The Metropolitan Opera may have officially opened with Bellini's ''Norma'' back in September, but for most opera lovers the real opening night occurred Oct. 12 with the revival of Strauss' massive ''Die Frau Ohne Schatten'' (''The Woman Without a Shadow'').
It was a much-needed boost to the company and to operagoers. The first five productions of the season had ranged from feeble to fiasco - then along came ''Frau.''
The big news for local audiences was Birgit Nilsson's first appearance at the Met as the Dyer's Wife, though she has sung it all over Europe and last season in San Francisco. The other news, of sorts, was that this revival would be the first in which Leonie Rysanek - the Met's first Empress in 1966, and the soprano who has unquestionably owned the role for the past 27 years - would not be scheduled to sing.
''Frau'' is Strauss' and librettist Hugo von Hoffmansthal's attempt to write the ultimate mythical opera. The shadow is symbolic of maternal desires: The otherworldly Empress, married to a mortal, wants a shadow; the Dyer's Wife has one for grabs. It is the drama of these two women coming to terms with love and selflessness that animates ''Frau.'' The more frequently one experiences this opera, the more remarkable becomes the achievement, on a mythic and human scale. Overall, it is slowly being recognized as Strauss' most extraordinary opera (and , increasingly, most beloved).

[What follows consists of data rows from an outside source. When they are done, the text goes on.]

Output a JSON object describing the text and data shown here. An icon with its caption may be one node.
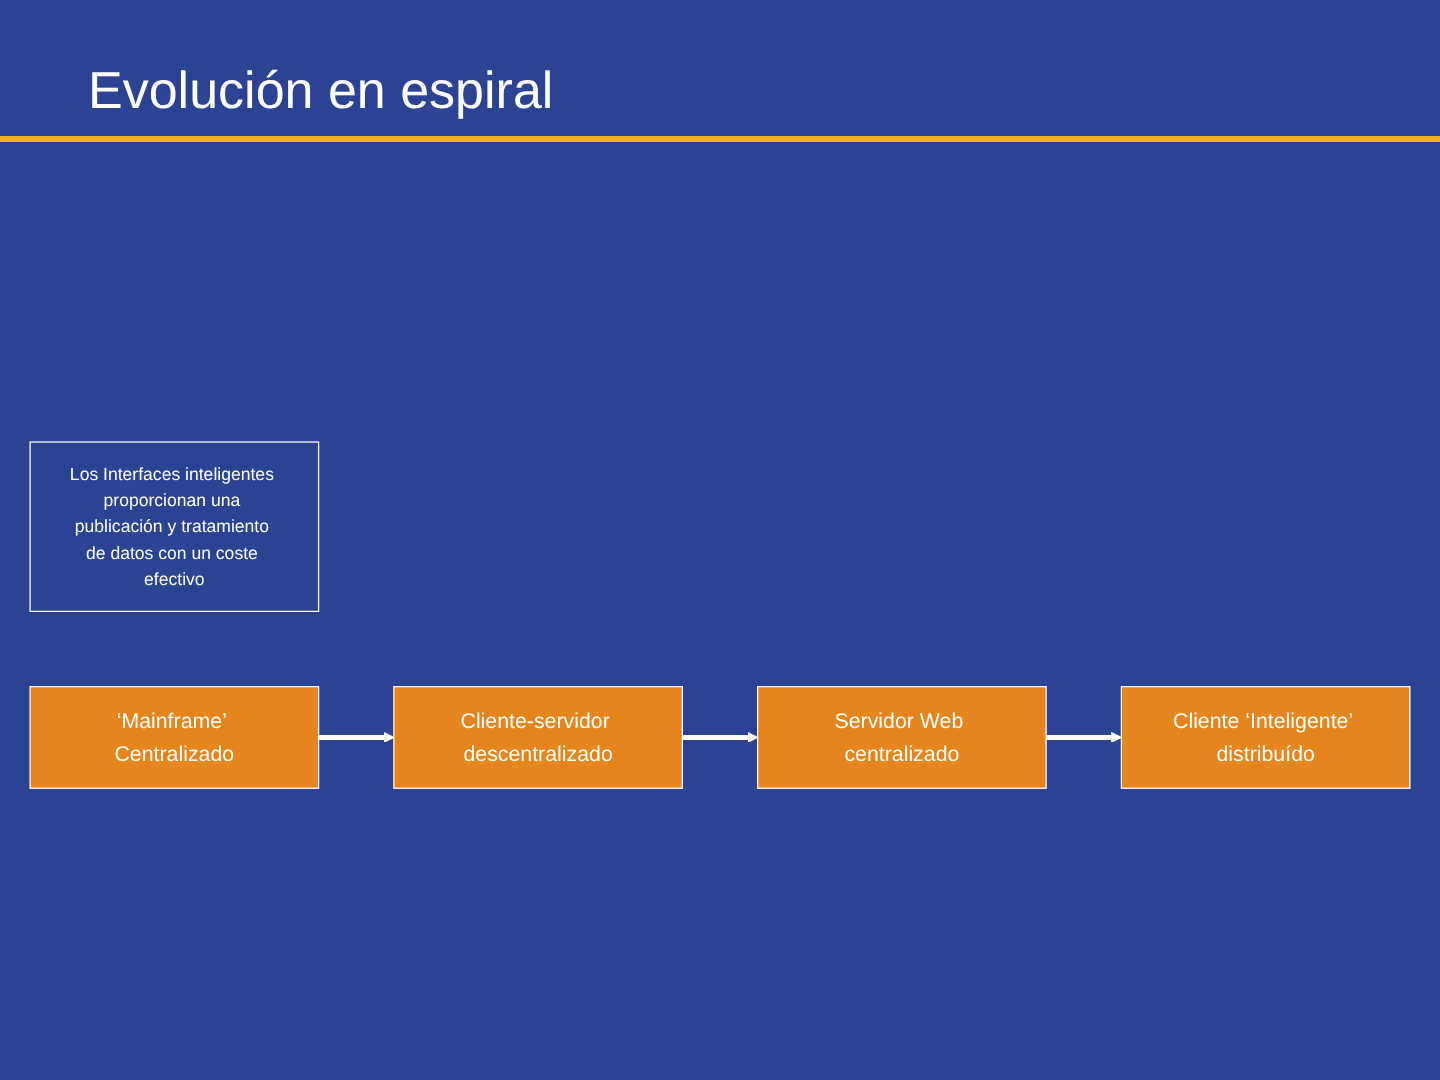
{
  "diagram": {
    "title": "Evolución en espiral",
    "nodes": [
      {
        "text": [
          "Los Interfaces inteligentes proporcionan una publicación y tratamiento de datos con un coste efectivo"
        ]
      },
      {
        "text": [
          "Servidor Web centralizado"
        ]
      },
      {
        "text": [
          "‘Mainframe’ Centralizado"
        ]
      },
      {
        "text": [
          "Cliente-servidor descentralizado"
        ]
      },
      {
        "text": [
          "Cliente ‘Inteligente’ distribuído"
        ]
      }
    ],
    "edges": [
      {
        "from": 1,
        "to": 4,
        "arrow": "to"
      },
      {
        "from": 2,
        "to": 3,
        "arrow": "to"
      },
      {
        "from": 3,
        "to": 1,
        "arrow": "to"
      }
    ]
  }
}
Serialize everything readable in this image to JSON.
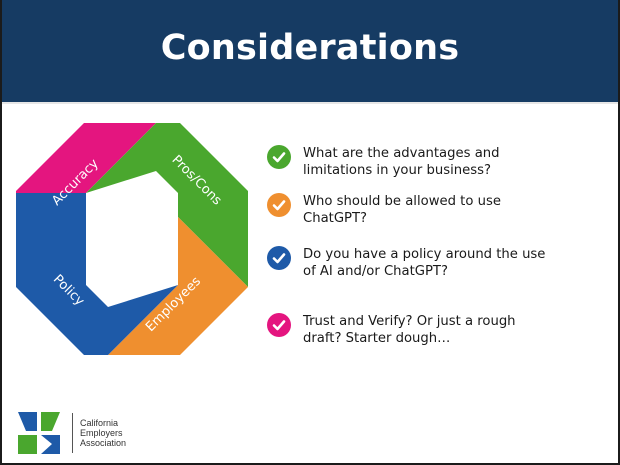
{
  "slide": {
    "title": "Considerations"
  },
  "diagram": {
    "segments": [
      {
        "label": "Accuracy",
        "color": "#e4157f"
      },
      {
        "label": "Pros/Cons",
        "color": "#4aa72e"
      },
      {
        "label": "Employees",
        "color": "#ef8f2f"
      },
      {
        "label": "Policy",
        "color": "#1e5aa8"
      }
    ]
  },
  "considerations": [
    {
      "text": "What are the advantages and\nlimitations in your business?",
      "color": "#4aa72e",
      "icon": "check-circle-icon"
    },
    {
      "text": "Who should be allowed to use\nChatGPT?",
      "color": "#ef8f2f",
      "icon": "check-circle-icon"
    },
    {
      "text": "Do you have a policy around the use\nof AI and/or ChatGPT?",
      "color": "#1e5aa8",
      "icon": "check-circle-icon"
    },
    {
      "text": "Trust and Verify?  Or just a rough\ndraft? Starter dough…",
      "color": "#e4157f",
      "icon": "check-circle-icon"
    }
  ],
  "footer": {
    "logo_text": "California\nEmployers\nAssociation",
    "logo_colors": [
      "#1e5aa8",
      "#4aa72e",
      "#1e5aa8",
      "#4aa72e"
    ]
  }
}
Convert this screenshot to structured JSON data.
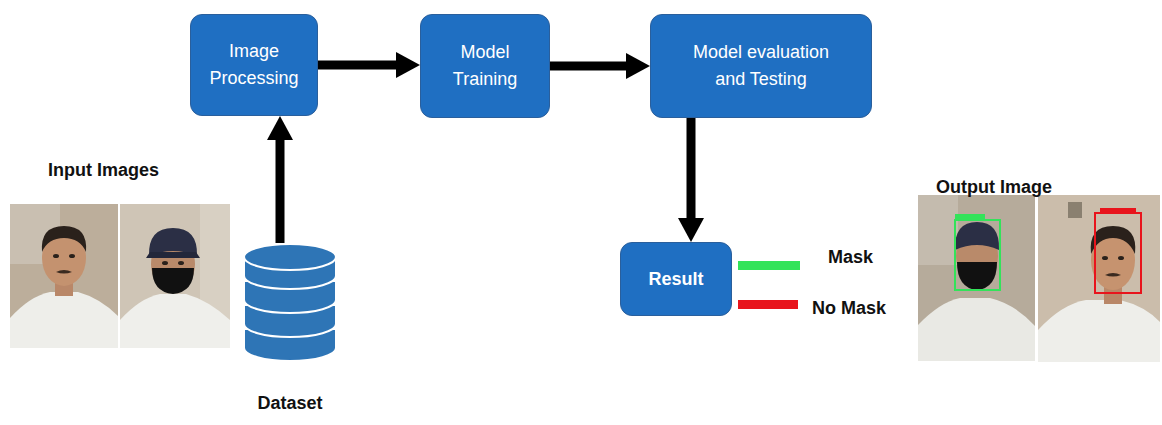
{
  "diagram": {
    "nodes": [
      {
        "text": [
          "Image Processing"
        ]
      },
      {
        "text": [
          "Model Training"
        ]
      },
      {
        "text": [
          "Model evaluation and Testing"
        ]
      },
      {
        "text": [
          "Dataset"
        ]
      },
      {
        "text": [
          "Result"
        ]
      }
    ],
    "edges": [
      {
        "from": 3,
        "to": 0,
        "arrow": "to"
      },
      {
        "from": 0,
        "to": 1,
        "arrow": "to"
      },
      {
        "from": 1,
        "to": 2,
        "arrow": "to"
      },
      {
        "from": 2,
        "to": 4,
        "arrow": "to"
      }
    ],
    "labels": [
      "Input Images",
      "Output Image"
    ],
    "legend": [
      {
        "text": "Mask",
        "color": "#33e35a"
      },
      {
        "text": "No Mask",
        "color": "#e8141c"
      }
    ]
  }
}
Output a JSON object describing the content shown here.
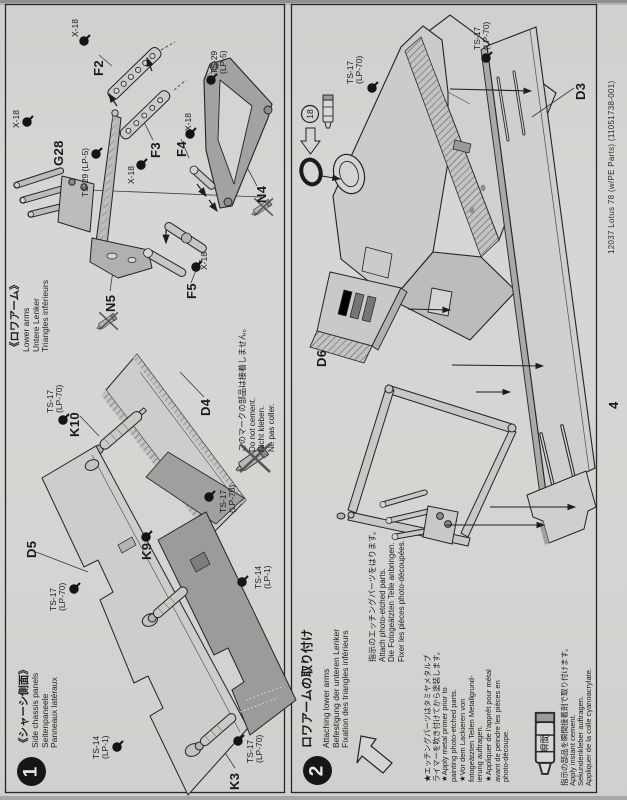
{
  "page": {
    "number": "4",
    "product_code": "12037 Lotus 78 (w/PE Parts) (11051738-001)"
  },
  "paints": {
    "x18": "X-18",
    "ts29_1": "TS-29",
    "ts29_2": "(LP-5)",
    "ts29_full": "TS-29 (LP-5)",
    "ts17_1": "TS-17",
    "ts17_2": "(LP-70)",
    "ts14_1": "TS-14",
    "ts14_2": "(LP-1)"
  },
  "lower_arms": {
    "title_jp": "《ロワアーム》",
    "title_en": "Lower arms",
    "title_de": "Untere Lenker",
    "title_fr": "Triangles inférieurs",
    "parts": {
      "f2": "F2",
      "f3": "F3",
      "f4": "F4",
      "f5": "F5",
      "g28": "G28",
      "n4": "N4",
      "n5": "N5",
      "k10": "K10",
      "d4": "D4"
    },
    "do_not_cement": {
      "jp": "このマークの部品は接着しません。",
      "en": "Do not cement.",
      "de": "Nicht kleben.",
      "fr": "Ne pas coller."
    }
  },
  "step1": {
    "number": "1",
    "title_jp": "《シャーシ側面》",
    "title_en": "Side chassis panels",
    "title_de": "Seitenpaneele",
    "title_fr": "Panneaux latéraux",
    "parts": {
      "d5": "D5",
      "k9": "K9",
      "k3": "K3"
    }
  },
  "step2": {
    "number": "2",
    "title_jp": "ロワアームの取り付け",
    "title_en": "Attaching lower arms",
    "title_de": "Befestigung der unteren Lenker",
    "title_fr": "Fixation des triangles inférieurs",
    "parts": {
      "d6": "D6",
      "d3": "D3"
    },
    "callout_18": "18",
    "photo_etch_note": {
      "jp": "指示のエッチングパーツをはります。",
      "en": "Attach photo-etched parts.",
      "de": "Die Fotogeätzten Teile anbringen.",
      "fr": "Fixer les pièces photo-découpées."
    },
    "primer_note": {
      "lines": [
        "★エッチングパーツはタミヤメタルプ",
        "ライマーを吹き付けてから塗装します。",
        "★Apply metal primer prior to",
        "painting photo-etched parts.",
        "★Vor dem Lackieren von",
        "fotogeätzten Teilen Metallgrund-",
        "ierung auftragen.",
        "★Appliquer de l'apprêt pour métal",
        "avant de peindre les pièces en",
        "photo-découpe."
      ]
    },
    "instant_cement_note": {
      "icon_label": "瞬間",
      "jp": "指示の部品を瞬間接着剤で取り付けます。",
      "en": "Apply instant cement.",
      "de": "Sekundenkleber auftragen.",
      "fr": "Appliquer de la colle cyanoacrylate."
    }
  }
}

Ironically, this ''Frau'' revival was not in the original plans for this season. Two seasons ago, ''Frau'' had been deemed out of the question unless a season was planned around it. Then the ''Gotterdamerung'' casting fell through this past summer and suddenly, there was ''Frau,'' which has become the only acceptable Met-standard evening of the season to date.
Miss Nilsson, a self-proclaimed sexagenarian, made every moment of the Dyer's Wife count. From exceptional beginning to taxing end, this is a big performance , conceived on a heroic scale, executed with remarkable reserves of power and great depths of tragic feeling. Some areas of the voice sound not as reliable as they were 10 years ago, but at the Met, her rough patches were far fewer than in her performance in the same role in San Francisco last season. And here she fits into the large production with ease and gets all her dramatic points across with force. And to think that after the ''Elektra'' two seasons back, all they were able to offer this legend was a few concerts!
Eva Marton, the ''new'' Empress, also did not tire, in an equally forbidding role. Miss Marton does not have an intrinsically warm tone, but she has all the power needed and the ringing freedom up top to sustain the treacherously high dramatic soprano role. In the final scenes, where the Empress has to become almost mythic vocally and histrionically, Miss Marton fell short of the mark, but we are fortunate to have so generally accomplished a singer as she to do this role. And surely nothing in her Met career - even Chrysothemis in Strauss' ''Elektra'' - indicated she had this much in her.
The Nurse has an important role, and for executing her duties to the last slavish letter she is consigned to perdition. Mignon Dunn sang the role quite well - aside from a few battle-cry whoops masquerading as notes. And more to the point, she held her own on the stage with force and conviction.
With the exception of Franz Mazura, outstanding as Keikobad's Messenger, the men in the cast did not hold up their share of the evening.
Down in the pit, Erich Leinsdorf seemed to be trying to make amends for his listless Wagner. The majesty of Strauss' score, the colors and the textures, were always gloriously audible. What Leinsdorf's reading lacked in sheer passion it made up for in clarity, in delicacy, and grand drama.
Occasionally the orchestra let him down, as in the agonizingly prolonged cello solo beginning the Emperor's big ''Falcon Scene.'' And in the finale, he seemed to lose sight of the shape, and the build toward the last climax.
Most of the productions unveiled in the first season at the new house in 1966 have either worn out or are now on their last legs. This ''Frau'' (along with ''Peter Grimes'') is a glorious exception. Director Nathaniel Merrill taxes every facility the Met backstage has - the elevators, turntables, lights - and brilliantly translates into theatrically bold gestures all the effects called for in the score. In what has to be his best work at the Met to date, lighting designer Gil Wechsler illuminated and complemented the Robert O'Hearn sets, rather than obscure them as he did last time around. In all, it was fitting tribute to the conductor who originated the opera at the Met and led all performances there until now: the dedicatee of the revival, the late Karl Bohm.
Unfortunately, only five ''Fraus'' have been scheduled this season, and needless to say the four Nilsson performances have been sold out to the rafters (except, of course, standing room, which goes on sale the day of performance). But at least an evening of genuine opera is back on the Met stage, and the audience gathered let the artists involved know in the kind of prolonged, vociferous ovations that used to be the norm and are now the greatest of exceptions.